The question we should be asking is this: Why all these tax shelters? On this subject, the economist Jean-Luc Migué tells us: "Why subsidize investments? If they are profitable, they will be made; if not, they should not be made from an economic standpoint".
These first nine measures of which I just spoke are taken from the former Conservative government's economic and fiscal statement, as was mentioned before. As I also said, did this government inherit its fiscal imagination from the former Conservative government?
The last three measures were also announced in the former government's budget of April 26, 1993. Here again, measure 10 is a tax credit, measure 11 is another tax credit and measure 12 concerns instalment payments of income tax. These 12 fiscal measures are a heterogeneous assortment, with no overall vision.
We would have expected imaginative, innovative fiscal measures that would have created jobs, but they give us adjustments to old tax measures that only further entrench this Tower of Babel which the federal Income Tax Act is.
The Prime Minister and the Minister of Finance always tell us to wait for the next budget when we ask them what fiscal policy this new government intends to adopt. Why have Bill C-9 when
the next budget will likely change everything again on February 22?
I will let this House consider the study conducted by André Lareau and a team at Laval University, which says: "If the government is not more imaginative, the reason is that the lobbying is done not by families but by companies. Thus, parents must pay tax on diapers, but there is no tax when you buy shares in a company".
We might also add that the lobbying is not done by middle-class individuals or the most disadvantaged people and this new government acts only in response to well-organized pressure groups, which explains an Income Tax Act that is changed and gets bigger in response to pressure from various quarters.

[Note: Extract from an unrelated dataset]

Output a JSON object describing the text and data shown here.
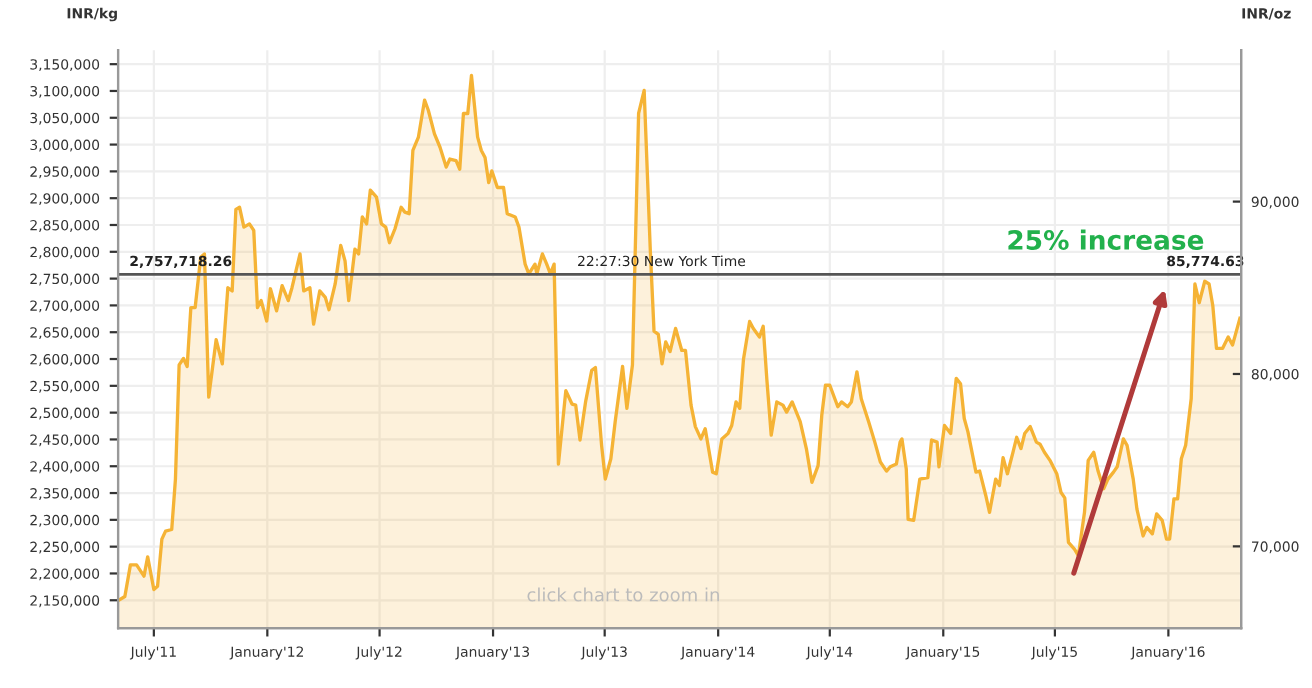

In conclusion, I would like to emphasize that Bill C-9 says nothing about helping families who have to pay taxes, indeed income taxes.
Mr. Yves Séguin, a former Minister of Revenue in Quebec, said in La Presse on February 6, 1994: ``Former spouses, in most cases ex-wives, who receive alimony must add it to their income. This alimony is calculated very strictly, on the basis of the children's needs, and gives the mother absolutely nothing. Instead of paying 25 per cent income tax, for example, in many cases she has to pay 37 per cent or more, perhaps $2,000 or more, and she does not have the money to pay it''.
Finally, nowhere in this Bill C-9 do we see any tax measures directly for the people, individuals or families, but rather abatement measures intended for businesses, and most of these abatement measures are inherited from the former Conservative government.